Evolution of spherical perturbations in the cosmological environment of the Higgs scalar field and an ideal scalar charged fluid

TL;DR

This paper develops a mathematical model for the evolution of spherical perturbations in a cosmological scalar-charged fluid with Higgs interaction, revealing conditions for perturbation behavior and demonstrating halo formation through numerical simulations.

Contribution

It introduces a closed mathematical model for linear spherical perturbations in a scalar-charged cosmological fluid with Higgs interaction, including analysis at singular points and numerical modeling of halo formation.

Findings

Perturbations only occur with an isotropic fluid.

At singular points, perturbations are described by a vacuum-field model.

Stable singular points lead to traveling waves; unstable points lead to growing standing waves.

Abstract

A mathematical model of the evolution of spherical perturbations in a cosmological ideal scalar-charged fluid with scalar Higgs interaction is constructed.
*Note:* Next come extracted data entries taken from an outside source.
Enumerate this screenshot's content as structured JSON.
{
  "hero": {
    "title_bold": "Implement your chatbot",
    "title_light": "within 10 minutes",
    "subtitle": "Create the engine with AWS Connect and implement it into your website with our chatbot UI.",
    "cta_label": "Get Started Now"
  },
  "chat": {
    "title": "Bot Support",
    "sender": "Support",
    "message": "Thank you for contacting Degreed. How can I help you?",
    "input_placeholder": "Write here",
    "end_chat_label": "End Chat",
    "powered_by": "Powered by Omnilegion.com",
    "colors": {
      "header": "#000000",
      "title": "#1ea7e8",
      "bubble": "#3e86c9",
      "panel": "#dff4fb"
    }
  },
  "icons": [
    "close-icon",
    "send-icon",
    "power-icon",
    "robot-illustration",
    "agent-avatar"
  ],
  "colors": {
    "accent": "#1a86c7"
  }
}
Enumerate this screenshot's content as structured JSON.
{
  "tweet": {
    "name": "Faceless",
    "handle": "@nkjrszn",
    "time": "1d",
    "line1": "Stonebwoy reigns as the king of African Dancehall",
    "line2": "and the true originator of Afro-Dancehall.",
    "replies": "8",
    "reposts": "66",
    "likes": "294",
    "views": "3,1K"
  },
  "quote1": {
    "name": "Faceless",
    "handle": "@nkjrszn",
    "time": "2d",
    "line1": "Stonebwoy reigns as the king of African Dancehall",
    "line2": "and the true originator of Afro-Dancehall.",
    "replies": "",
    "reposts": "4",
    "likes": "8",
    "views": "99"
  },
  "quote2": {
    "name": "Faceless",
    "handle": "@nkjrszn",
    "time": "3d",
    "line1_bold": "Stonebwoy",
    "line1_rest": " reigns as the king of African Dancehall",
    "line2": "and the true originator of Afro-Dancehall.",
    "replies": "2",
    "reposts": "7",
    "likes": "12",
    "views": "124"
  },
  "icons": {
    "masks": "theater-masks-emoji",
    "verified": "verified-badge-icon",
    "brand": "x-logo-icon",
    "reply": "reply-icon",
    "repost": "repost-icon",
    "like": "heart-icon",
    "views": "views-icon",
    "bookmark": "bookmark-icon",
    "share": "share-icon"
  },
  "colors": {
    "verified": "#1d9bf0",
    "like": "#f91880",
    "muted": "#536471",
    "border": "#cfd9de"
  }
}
A closed mathematical model of linear spherical perturbations in a cosmological medium of a scalar-charged ideal fluid with scalar Higgs interaction is formulated. It is shown that spherical perturbations of the Friedmann metric are possible only in the presence of an isotropic fluid. At singular points of the background cosmological model, perturbations of the metric do not occur and perturbations are described by a vacuum-field model. Exact ones at singular points of the cosmological system are obtained and it is shown that in the case of a stable singular point of the cosmological system, perturbations of the scalar field represent traveling waves, and in the case of an unstable singular point, perturbations represent exponentially growing standing waves. Using numerical modeling, the formation of a stratified halo in the form of growing standing waves is shown. Key words: scalar charged plasma, cosmological model, scalar Higgs field, gravitational stability, spherical perturbations.